The customer is trying to do the following:
He wants to do this because he is trying to trigger a job like a GPUPDATE, which should only run if the end point is on the VPN.
ITMS 8.x
Currently, the Symantec management agent doesn't do that. All we do when the connection type changes, we send basic inventory after 3 minutes. There are no triggers that can be used to run tasks like that. We detect the network change (from outside connection to VPN or local network and vice versa):
Network '{91E05679-2467-4BE9-844C-0CAADD8F3BB3}' added
-----------------------------------------------------------------------------------------------------
Network '{91E05679-2467-4BE9-844C-0CAADD8F3BB3}' connectivity changed to 0x00000003
-----------------------------------------------------------------------------------------------------
IPv4 address change detected
-----------------------------------------------------------------------------------------------------
VPN connection detected
-----------------------------------------------------------------------------------------------------
IP addresses information changed.
-----------------------------------------------------------------------------------------------------
Physical connection established, send basic inventory in 1800 seconds
-----------------------------------------------------------------------------------------------------
But we don't have a condition that detects that if we are connected via VPN then a job or policy can run. We do it by schedule or detection checks (if something is missing or present).

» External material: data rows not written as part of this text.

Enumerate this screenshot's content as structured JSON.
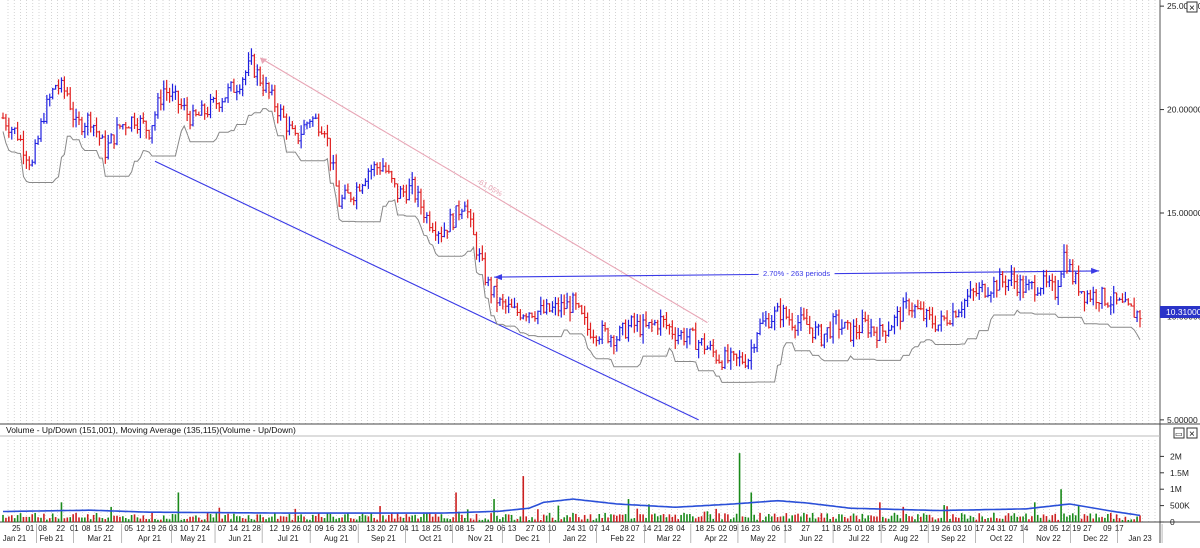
{
  "chart_data": [
    {
      "type": "bar",
      "ylim": [
        4.8,
        25.2
      ],
      "y_ticks": [
        "25.00000",
        "20.00000",
        "15.00000",
        "10.00000",
        "5.00000"
      ],
      "y_tick_values": [
        25,
        20,
        15,
        10,
        5
      ],
      "last_price_label": "10.31000",
      "last_price": 10.31,
      "price_anchors": [
        [
          0,
          19.6
        ],
        [
          5,
          18.8
        ],
        [
          10,
          17.3
        ],
        [
          14,
          19.8
        ],
        [
          18,
          21.2
        ],
        [
          22,
          20.8
        ],
        [
          25,
          19.2
        ],
        [
          30,
          19.6
        ],
        [
          35,
          18.0
        ],
        [
          40,
          19.2
        ],
        [
          45,
          19.6
        ],
        [
          50,
          19.0
        ],
        [
          55,
          21.0
        ],
        [
          60,
          20.3
        ],
        [
          65,
          19.5
        ],
        [
          70,
          20.0
        ],
        [
          75,
          20.6
        ],
        [
          80,
          21.2
        ],
        [
          85,
          22.2
        ],
        [
          90,
          21.0
        ],
        [
          95,
          19.8
        ],
        [
          100,
          18.5
        ],
        [
          105,
          19.6
        ],
        [
          110,
          19.2
        ],
        [
          115,
          15.5
        ],
        [
          120,
          16.0
        ],
        [
          125,
          17.1
        ],
        [
          130,
          17.3
        ],
        [
          135,
          15.9
        ],
        [
          140,
          16.2
        ],
        [
          145,
          14.8
        ],
        [
          150,
          14.1
        ],
        [
          155,
          14.9
        ],
        [
          158,
          15.7
        ],
        [
          160,
          14.3
        ],
        [
          163,
          12.8
        ],
        [
          166,
          11.5
        ],
        [
          170,
          10.6
        ],
        [
          175,
          10.2
        ],
        [
          180,
          10.3
        ],
        [
          185,
          10.2
        ],
        [
          190,
          10.4
        ],
        [
          195,
          10.6
        ],
        [
          200,
          9.4
        ],
        [
          205,
          9.2
        ],
        [
          210,
          9.0
        ],
        [
          215,
          9.6
        ],
        [
          220,
          9.4
        ],
        [
          225,
          9.8
        ],
        [
          230,
          9.2
        ],
        [
          235,
          9.0
        ],
        [
          240,
          8.6
        ],
        [
          245,
          8.0
        ],
        [
          250,
          7.8
        ],
        [
          255,
          8.0
        ],
        [
          258,
          9.4
        ],
        [
          262,
          9.9
        ],
        [
          266,
          10.2
        ],
        [
          270,
          9.8
        ],
        [
          275,
          9.6
        ],
        [
          280,
          9.0
        ],
        [
          285,
          9.7
        ],
        [
          290,
          9.2
        ],
        [
          295,
          9.6
        ],
        [
          300,
          9.2
        ],
        [
          305,
          9.8
        ],
        [
          310,
          10.6
        ],
        [
          315,
          10.0
        ],
        [
          320,
          9.6
        ],
        [
          325,
          10.2
        ],
        [
          330,
          10.9
        ],
        [
          335,
          11.3
        ],
        [
          340,
          11.6
        ],
        [
          345,
          11.8
        ],
        [
          350,
          11.3
        ],
        [
          355,
          11.6
        ],
        [
          360,
          11.2
        ],
        [
          363,
          13.0
        ],
        [
          366,
          11.9
        ],
        [
          370,
          11.1
        ],
        [
          375,
          11.0
        ],
        [
          380,
          10.7
        ],
        [
          385,
          10.3
        ],
        [
          389,
          10.1
        ]
      ],
      "n_bars": 390,
      "trendlines": [
        {
          "from": [
            88,
            22.5
          ],
          "to": [
            241,
            9.7
          ],
          "color": "#e8a6b6",
          "label": "-61.05%"
        },
        {
          "from": [
            52,
            17.5
          ],
          "to": [
            238,
            5.0
          ],
          "color": "#3a3ae6",
          "label": ""
        },
        {
          "from": [
            168,
            11.9
          ],
          "to": [
            375,
            12.2
          ],
          "color": "#3a3ae6",
          "label": "2.70% - 263 periods"
        }
      ]
    },
    {
      "type": "bar",
      "title": "Volume - Up/Down (151,001), Moving Average (135,115)(Volume - Up/Down)",
      "ylim": [
        0,
        2.5
      ],
      "y_ticks": [
        "2M",
        "1.5M",
        "1M",
        "500K",
        "0"
      ],
      "y_tick_values": [
        2,
        1.5,
        1,
        0.5,
        0
      ],
      "spikes": [
        [
          20,
          0.6
        ],
        [
          60,
          0.9
        ],
        [
          100,
          0.4
        ],
        [
          155,
          0.9
        ],
        [
          168,
          0.7
        ],
        [
          178,
          1.4
        ],
        [
          190,
          0.5
        ],
        [
          214,
          0.7
        ],
        [
          244,
          0.4
        ],
        [
          252,
          2.1
        ],
        [
          256,
          0.9
        ],
        [
          300,
          0.6
        ],
        [
          353,
          0.6
        ],
        [
          362,
          1.0
        ],
        [
          368,
          0.5
        ]
      ],
      "ma_anchors": [
        [
          0,
          0.32
        ],
        [
          30,
          0.36
        ],
        [
          50,
          0.3
        ],
        [
          100,
          0.27
        ],
        [
          150,
          0.27
        ],
        [
          170,
          0.33
        ],
        [
          180,
          0.42
        ],
        [
          185,
          0.6
        ],
        [
          195,
          0.7
        ],
        [
          210,
          0.55
        ],
        [
          230,
          0.45
        ],
        [
          250,
          0.55
        ],
        [
          265,
          0.65
        ],
        [
          275,
          0.58
        ],
        [
          290,
          0.42
        ],
        [
          320,
          0.35
        ],
        [
          350,
          0.4
        ],
        [
          365,
          0.55
        ],
        [
          378,
          0.35
        ],
        [
          389,
          0.2
        ]
      ]
    }
  ],
  "x_axis": {
    "day_labels": [
      [
        "25",
        18
      ],
      [
        "01",
        33
      ],
      [
        "08",
        47
      ],
      [
        "22",
        67
      ],
      [
        "01",
        82
      ],
      [
        "08",
        95
      ],
      [
        "15",
        108
      ],
      [
        "22",
        121
      ],
      [
        "05",
        142
      ],
      [
        "12",
        155
      ],
      [
        "19",
        167
      ],
      [
        "26",
        179
      ],
      [
        "03",
        191
      ],
      [
        "10",
        203
      ],
      [
        "17",
        215
      ],
      [
        "24",
        227
      ],
      [
        "07",
        245
      ],
      [
        "14",
        258
      ],
      [
        "21",
        271
      ],
      [
        "28",
        283
      ],
      [
        "12",
        302
      ],
      [
        "19",
        315
      ],
      [
        "26",
        327
      ],
      [
        "02",
        339
      ],
      [
        "09",
        352
      ],
      [
        "16",
        364
      ],
      [
        "23",
        377
      ],
      [
        "30",
        389
      ],
      [
        "13",
        409
      ],
      [
        "20",
        421
      ],
      [
        "27",
        434
      ],
      [
        "04",
        446
      ],
      [
        "11",
        458
      ],
      [
        "18",
        470
      ],
      [
        "25",
        482
      ],
      [
        "01",
        495
      ],
      [
        "08",
        507
      ],
      [
        "15",
        519
      ],
      [
        "29",
        540
      ],
      [
        "06",
        553
      ],
      [
        "13",
        565
      ],
      [
        "27",
        585
      ],
      [
        "03",
        597
      ],
      [
        "10",
        609
      ],
      [
        "24",
        630
      ],
      [
        "31",
        642
      ],
      [
        "07",
        655
      ],
      [
        "14",
        668
      ],
      [
        "28",
        689
      ],
      [
        "07",
        701
      ],
      [
        "14",
        714
      ],
      [
        "21",
        726
      ],
      [
        "28",
        738
      ],
      [
        "04",
        751
      ],
      [
        "18",
        772
      ],
      [
        "25",
        784
      ],
      [
        "02",
        797
      ],
      [
        "09",
        809
      ],
      [
        "16",
        822
      ],
      [
        "23",
        834
      ],
      [
        "06",
        856
      ],
      [
        "13",
        869
      ],
      [
        "27",
        889
      ],
      [
        "11",
        911
      ],
      [
        "18",
        923
      ],
      [
        "25",
        935
      ],
      [
        "01",
        948
      ],
      [
        "08",
        960
      ],
      [
        "15",
        973
      ],
      [
        "22",
        985
      ],
      [
        "29",
        998
      ],
      [
        "12",
        1019
      ],
      [
        "19",
        1032
      ],
      [
        "26",
        1044
      ],
      [
        "03",
        1056
      ],
      [
        "10",
        1068
      ],
      [
        "17",
        1081
      ],
      [
        "24",
        1093
      ],
      [
        "31",
        1105
      ],
      [
        "07",
        1118
      ],
      [
        "14",
        1130
      ],
      [
        "28",
        1151
      ],
      [
        "05",
        1163
      ],
      [
        "12",
        1176
      ],
      [
        "19",
        1188
      ],
      [
        "27",
        1200
      ],
      [
        "09",
        1222
      ],
      [
        "17",
        1235
      ]
    ],
    "month_labels": [
      [
        "Jan 21",
        16
      ],
      [
        "Feb 21",
        57
      ],
      [
        "Mar 21",
        110
      ],
      [
        "Apr 21",
        165
      ],
      [
        "May 21",
        213
      ],
      [
        "Jun 21",
        265
      ],
      [
        "Jul 21",
        318
      ],
      [
        "Aug 21",
        371
      ],
      [
        "Sep 21",
        423
      ],
      [
        "Oct 21",
        475
      ],
      [
        "Nov 21",
        530
      ],
      [
        "Dec 21",
        582
      ],
      [
        "Jan 22",
        634
      ],
      [
        "Feb 22",
        687
      ],
      [
        "Mar 22",
        738
      ],
      [
        "Apr 22",
        790
      ],
      [
        "May 22",
        842
      ],
      [
        "Jun 22",
        895
      ],
      [
        "Jul 22",
        948
      ],
      [
        "Aug 22",
        1000
      ],
      [
        "Sep 22",
        1052
      ],
      [
        "Oct 22",
        1105
      ],
      [
        "Nov 22",
        1157
      ],
      [
        "Dec 22",
        1209
      ],
      [
        "Jan 23",
        1258
      ]
    ]
  },
  "colors": {
    "up": "#2020e0",
    "down": "#e02020",
    "stop_line": "#888888",
    "ma_line": "#2a4fd8",
    "vol_up": "#1a8a1a",
    "vol_down": "#cc2020",
    "grid": "#b8b8b8"
  },
  "buttons": {
    "price_close": "×",
    "volume_minimize": "▭",
    "volume_close": "×"
  }
}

Policy {9152BAF9-FE30-4370-B9EE-716F02947B9E}GlobalProtect 5.2.12 - Install, job task {Index = 0, State = NotStarted, Status = Detected, LastCheckTime = 10-20 03:19:28 -6:00, LastRealRunTime = 10-19 08:22:21 -6:00} due at: 10/20/2022 8:01:00 AM
-----------------------------------------------------------------------------------------------------
It would be possible to target the IP Address Range of the VPN. Filter could be something like IP Address Like '10.10.%'. Then when the agent sends Basic Inventory, it would put the system in that Filter, causing the agent to get the job. Of course the user would need to stay on VPN until it got the Policy. Delays would be: time from receiving Basic until running the next Resource Membership Update, and then the time until the client subsequently updates Configuration.
Admins may target systems on the VPN with a more frequent Configuration Update schedule, setup in the Targeted Agent Settings. 15 minutes may be appropriate for these systems depending on the circumstances.
This is a very good case for setting up CEM so that agents can connect when they are on or off VPN.